Mitochondrial DNA Reveals the Origins of Chickens and their Incredible Popularity around the World

On the occasion of heading Thanksgiving Day, most of the American families put turkey, which a native bird to North America that was first tamed on table by the Mayans. But a small snatch of people around the world choose something else to serve, i.e. chicken the most often. Though, the chickens have an incredible popularity in the United States with Americans consuming nearly to 100 lbs. each person a year, what is the origin of chickens and how they are imported to the New World are quite dubious.

The chickens we are eating today seem to have all subsided from the red Jungle Fowl, the four existing bird species from genus Gallus in order of gallinaceous birds, which found in Sri Lanka, India and Southeast Asia. An era before the arrival of fasts, a budget DNA analysis traced the origins of chickens using their linguistics, history, archaeology, physical or morphology appearance.

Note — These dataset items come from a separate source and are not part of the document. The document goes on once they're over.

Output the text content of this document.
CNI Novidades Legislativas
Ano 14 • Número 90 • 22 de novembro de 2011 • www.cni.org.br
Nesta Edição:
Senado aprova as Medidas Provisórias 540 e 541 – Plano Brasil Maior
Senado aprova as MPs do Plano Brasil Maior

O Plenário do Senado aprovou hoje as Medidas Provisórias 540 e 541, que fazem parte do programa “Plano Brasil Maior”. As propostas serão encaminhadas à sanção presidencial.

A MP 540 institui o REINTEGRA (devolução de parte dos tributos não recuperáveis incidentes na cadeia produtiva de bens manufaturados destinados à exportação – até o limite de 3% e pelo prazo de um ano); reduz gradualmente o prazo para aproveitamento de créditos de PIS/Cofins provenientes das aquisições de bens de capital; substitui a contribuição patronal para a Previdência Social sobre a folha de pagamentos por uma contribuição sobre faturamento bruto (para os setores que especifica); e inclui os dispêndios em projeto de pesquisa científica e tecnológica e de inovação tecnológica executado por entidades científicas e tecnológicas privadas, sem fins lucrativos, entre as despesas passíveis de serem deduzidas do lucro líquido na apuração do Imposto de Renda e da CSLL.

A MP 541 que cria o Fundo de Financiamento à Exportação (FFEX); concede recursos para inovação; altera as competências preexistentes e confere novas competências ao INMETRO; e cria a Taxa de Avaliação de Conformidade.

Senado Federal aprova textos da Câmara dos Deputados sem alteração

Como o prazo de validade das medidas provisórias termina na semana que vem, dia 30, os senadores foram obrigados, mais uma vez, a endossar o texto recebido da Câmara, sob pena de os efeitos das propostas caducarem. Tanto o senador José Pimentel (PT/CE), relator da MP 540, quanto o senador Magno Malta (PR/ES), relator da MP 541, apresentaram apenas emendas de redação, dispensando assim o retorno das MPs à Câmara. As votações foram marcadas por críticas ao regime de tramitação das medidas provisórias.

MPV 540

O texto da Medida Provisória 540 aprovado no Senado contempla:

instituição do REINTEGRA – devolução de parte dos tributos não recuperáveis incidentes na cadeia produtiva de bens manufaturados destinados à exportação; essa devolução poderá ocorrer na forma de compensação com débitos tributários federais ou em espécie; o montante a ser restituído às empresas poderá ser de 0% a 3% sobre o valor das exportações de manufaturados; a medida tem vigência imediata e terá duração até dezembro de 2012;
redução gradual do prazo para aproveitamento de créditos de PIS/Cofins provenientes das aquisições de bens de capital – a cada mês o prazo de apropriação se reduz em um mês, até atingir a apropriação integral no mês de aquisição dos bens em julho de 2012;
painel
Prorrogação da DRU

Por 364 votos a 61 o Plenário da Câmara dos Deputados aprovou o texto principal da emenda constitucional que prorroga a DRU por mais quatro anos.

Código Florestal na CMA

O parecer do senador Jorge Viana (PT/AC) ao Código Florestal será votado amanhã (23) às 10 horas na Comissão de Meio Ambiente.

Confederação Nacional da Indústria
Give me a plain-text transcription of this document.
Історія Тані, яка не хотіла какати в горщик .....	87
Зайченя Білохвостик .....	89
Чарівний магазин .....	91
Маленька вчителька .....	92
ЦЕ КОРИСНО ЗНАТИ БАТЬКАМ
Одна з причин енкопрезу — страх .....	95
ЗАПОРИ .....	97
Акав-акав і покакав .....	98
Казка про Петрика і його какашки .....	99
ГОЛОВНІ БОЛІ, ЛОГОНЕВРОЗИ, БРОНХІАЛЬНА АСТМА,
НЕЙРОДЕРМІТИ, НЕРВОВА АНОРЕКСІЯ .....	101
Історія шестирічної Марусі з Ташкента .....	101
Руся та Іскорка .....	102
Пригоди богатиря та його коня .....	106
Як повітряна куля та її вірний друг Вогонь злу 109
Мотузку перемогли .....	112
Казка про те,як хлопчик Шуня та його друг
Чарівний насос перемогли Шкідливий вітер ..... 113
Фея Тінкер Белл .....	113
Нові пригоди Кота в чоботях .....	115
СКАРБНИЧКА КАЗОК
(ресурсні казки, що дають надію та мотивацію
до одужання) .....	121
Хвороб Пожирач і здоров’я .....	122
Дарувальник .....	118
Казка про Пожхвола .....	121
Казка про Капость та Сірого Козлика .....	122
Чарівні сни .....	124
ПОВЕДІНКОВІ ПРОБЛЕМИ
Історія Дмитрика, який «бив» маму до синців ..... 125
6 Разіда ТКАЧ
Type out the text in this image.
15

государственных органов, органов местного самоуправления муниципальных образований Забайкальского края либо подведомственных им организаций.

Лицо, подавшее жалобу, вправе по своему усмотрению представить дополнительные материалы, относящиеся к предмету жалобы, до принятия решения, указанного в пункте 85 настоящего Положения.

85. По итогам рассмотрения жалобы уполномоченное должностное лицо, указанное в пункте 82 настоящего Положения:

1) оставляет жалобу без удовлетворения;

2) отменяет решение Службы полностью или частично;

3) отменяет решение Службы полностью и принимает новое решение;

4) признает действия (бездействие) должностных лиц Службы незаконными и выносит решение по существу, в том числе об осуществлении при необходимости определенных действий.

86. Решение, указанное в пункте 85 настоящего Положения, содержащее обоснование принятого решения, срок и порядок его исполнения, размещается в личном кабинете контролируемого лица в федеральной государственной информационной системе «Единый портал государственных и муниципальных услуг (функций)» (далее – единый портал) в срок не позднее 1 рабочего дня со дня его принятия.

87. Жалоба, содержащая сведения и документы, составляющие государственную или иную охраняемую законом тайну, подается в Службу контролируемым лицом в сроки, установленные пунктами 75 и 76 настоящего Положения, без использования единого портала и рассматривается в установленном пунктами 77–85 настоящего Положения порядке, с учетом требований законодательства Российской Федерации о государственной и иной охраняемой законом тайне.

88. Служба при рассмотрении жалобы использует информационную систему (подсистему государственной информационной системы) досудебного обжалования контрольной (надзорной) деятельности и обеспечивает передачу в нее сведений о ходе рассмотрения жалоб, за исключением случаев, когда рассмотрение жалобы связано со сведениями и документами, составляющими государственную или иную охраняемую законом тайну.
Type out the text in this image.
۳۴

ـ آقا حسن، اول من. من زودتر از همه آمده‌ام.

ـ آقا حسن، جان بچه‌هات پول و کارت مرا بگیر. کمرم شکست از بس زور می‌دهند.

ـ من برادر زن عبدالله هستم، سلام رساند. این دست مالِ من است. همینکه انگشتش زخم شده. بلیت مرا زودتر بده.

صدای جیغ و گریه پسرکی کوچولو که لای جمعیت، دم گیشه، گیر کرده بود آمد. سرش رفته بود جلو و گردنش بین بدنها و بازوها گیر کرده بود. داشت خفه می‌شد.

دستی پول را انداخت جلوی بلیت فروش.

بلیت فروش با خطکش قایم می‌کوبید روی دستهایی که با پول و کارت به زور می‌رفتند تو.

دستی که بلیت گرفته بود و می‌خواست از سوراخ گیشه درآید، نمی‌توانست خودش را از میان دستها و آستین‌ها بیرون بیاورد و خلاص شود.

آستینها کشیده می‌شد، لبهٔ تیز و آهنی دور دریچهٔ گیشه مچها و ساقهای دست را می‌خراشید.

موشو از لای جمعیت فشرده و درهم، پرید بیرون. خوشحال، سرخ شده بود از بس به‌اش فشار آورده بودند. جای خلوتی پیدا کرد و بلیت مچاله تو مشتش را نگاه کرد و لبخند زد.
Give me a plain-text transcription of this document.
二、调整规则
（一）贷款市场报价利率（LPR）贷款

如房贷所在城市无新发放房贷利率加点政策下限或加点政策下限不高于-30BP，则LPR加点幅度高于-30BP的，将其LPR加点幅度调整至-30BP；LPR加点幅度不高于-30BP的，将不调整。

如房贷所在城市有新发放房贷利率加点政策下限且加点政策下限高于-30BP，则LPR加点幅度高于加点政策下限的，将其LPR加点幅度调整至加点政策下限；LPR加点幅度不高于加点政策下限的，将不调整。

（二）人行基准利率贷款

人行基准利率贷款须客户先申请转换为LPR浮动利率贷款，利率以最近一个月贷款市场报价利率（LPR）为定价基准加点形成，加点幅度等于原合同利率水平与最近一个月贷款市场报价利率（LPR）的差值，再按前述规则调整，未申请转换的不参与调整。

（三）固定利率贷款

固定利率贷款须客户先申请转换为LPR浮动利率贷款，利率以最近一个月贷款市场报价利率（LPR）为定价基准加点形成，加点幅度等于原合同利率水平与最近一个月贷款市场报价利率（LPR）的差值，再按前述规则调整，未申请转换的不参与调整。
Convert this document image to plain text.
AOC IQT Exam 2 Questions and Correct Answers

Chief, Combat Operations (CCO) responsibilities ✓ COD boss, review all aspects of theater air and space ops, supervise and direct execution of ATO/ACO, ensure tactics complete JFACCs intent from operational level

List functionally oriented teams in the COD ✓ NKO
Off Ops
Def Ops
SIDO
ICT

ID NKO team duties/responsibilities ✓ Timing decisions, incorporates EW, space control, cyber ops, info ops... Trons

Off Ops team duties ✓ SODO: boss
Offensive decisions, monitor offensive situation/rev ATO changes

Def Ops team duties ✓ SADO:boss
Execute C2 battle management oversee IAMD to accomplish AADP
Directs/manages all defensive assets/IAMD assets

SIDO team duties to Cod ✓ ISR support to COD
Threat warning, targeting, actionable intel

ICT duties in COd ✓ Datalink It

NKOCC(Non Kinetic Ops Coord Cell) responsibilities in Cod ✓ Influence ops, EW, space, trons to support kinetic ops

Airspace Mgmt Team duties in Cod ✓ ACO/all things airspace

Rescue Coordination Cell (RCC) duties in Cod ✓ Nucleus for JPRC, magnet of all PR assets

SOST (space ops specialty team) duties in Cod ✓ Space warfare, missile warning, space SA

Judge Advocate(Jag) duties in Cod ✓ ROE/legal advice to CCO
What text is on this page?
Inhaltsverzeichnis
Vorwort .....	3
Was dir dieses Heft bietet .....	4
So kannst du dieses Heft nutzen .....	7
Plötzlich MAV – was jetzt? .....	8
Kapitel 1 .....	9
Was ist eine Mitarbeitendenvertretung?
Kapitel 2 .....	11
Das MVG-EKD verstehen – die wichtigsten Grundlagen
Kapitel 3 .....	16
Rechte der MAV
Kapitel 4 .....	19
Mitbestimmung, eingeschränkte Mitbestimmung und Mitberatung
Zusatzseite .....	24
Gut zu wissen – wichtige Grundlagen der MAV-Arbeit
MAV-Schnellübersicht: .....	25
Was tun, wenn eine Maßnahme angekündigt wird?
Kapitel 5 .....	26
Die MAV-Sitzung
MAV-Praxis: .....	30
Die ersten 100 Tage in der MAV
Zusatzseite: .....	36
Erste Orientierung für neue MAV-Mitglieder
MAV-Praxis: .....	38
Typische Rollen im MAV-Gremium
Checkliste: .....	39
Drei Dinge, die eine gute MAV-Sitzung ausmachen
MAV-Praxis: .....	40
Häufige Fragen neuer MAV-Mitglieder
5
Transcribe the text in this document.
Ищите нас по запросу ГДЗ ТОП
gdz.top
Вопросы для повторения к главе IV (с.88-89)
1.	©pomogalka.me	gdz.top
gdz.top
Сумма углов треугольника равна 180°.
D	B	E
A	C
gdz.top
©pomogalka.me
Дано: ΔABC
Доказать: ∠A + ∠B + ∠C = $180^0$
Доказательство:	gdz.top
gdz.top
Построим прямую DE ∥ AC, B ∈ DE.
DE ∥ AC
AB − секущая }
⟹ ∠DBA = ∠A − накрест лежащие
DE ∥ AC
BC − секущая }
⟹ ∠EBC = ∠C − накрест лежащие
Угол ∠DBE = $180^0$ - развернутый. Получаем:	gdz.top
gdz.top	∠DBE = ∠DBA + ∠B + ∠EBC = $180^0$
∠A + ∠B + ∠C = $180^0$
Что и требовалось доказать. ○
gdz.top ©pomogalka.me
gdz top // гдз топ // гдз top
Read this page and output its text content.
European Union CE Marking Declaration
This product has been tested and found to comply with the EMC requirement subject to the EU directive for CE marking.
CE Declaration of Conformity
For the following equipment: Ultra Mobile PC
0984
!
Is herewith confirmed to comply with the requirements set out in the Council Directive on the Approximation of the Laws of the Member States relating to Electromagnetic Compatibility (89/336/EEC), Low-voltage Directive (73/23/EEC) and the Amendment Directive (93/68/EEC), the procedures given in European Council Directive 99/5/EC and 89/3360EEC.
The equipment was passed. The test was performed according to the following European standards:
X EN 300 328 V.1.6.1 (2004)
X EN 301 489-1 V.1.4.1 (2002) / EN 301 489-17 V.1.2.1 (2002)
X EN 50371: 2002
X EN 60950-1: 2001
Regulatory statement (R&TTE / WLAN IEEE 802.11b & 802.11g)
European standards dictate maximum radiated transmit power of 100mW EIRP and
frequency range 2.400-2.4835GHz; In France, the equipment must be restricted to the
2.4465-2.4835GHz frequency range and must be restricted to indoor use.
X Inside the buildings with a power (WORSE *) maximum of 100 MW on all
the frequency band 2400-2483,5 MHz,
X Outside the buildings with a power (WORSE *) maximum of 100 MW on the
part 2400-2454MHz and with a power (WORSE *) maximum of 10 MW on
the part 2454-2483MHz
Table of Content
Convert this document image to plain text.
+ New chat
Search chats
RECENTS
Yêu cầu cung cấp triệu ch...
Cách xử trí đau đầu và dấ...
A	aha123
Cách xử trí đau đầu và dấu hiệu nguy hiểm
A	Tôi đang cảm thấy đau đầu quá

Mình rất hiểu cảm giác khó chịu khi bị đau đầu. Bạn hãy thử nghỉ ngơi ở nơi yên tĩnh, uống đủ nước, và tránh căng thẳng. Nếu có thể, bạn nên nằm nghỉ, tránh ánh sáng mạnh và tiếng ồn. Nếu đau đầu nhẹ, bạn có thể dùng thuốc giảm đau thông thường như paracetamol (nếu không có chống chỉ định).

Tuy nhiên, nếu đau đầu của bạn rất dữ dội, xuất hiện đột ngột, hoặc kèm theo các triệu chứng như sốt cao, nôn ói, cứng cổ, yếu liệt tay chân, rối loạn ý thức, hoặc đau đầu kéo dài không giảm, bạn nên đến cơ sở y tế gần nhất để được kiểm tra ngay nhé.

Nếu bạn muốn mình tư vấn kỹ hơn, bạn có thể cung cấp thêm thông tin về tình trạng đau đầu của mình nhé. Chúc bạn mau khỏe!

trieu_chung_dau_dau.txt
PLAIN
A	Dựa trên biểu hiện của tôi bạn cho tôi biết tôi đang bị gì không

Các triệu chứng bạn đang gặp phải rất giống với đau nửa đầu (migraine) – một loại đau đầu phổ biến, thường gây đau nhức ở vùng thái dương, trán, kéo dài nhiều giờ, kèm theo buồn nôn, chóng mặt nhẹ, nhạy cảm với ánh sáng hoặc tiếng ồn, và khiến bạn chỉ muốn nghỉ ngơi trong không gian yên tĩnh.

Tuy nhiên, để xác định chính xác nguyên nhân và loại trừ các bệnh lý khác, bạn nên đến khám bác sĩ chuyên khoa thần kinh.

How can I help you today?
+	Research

But an article published in the scientific journal PLoS One (Public Library of Science) in 2012 by Alice Storey, an Australian anthropologist with her fellow workers used mitochondrial DNA to fathom out what the origin chickens belong to is and they brought all around the world.

the PLoS study mentioned in the article that, “Perhaps the most striking result reported is the evidence that the haplogroup E chickens were taken in opposite directions out of Asia, and their histories and dispersal pathways finally converged in the Americas after A.D. 1500.”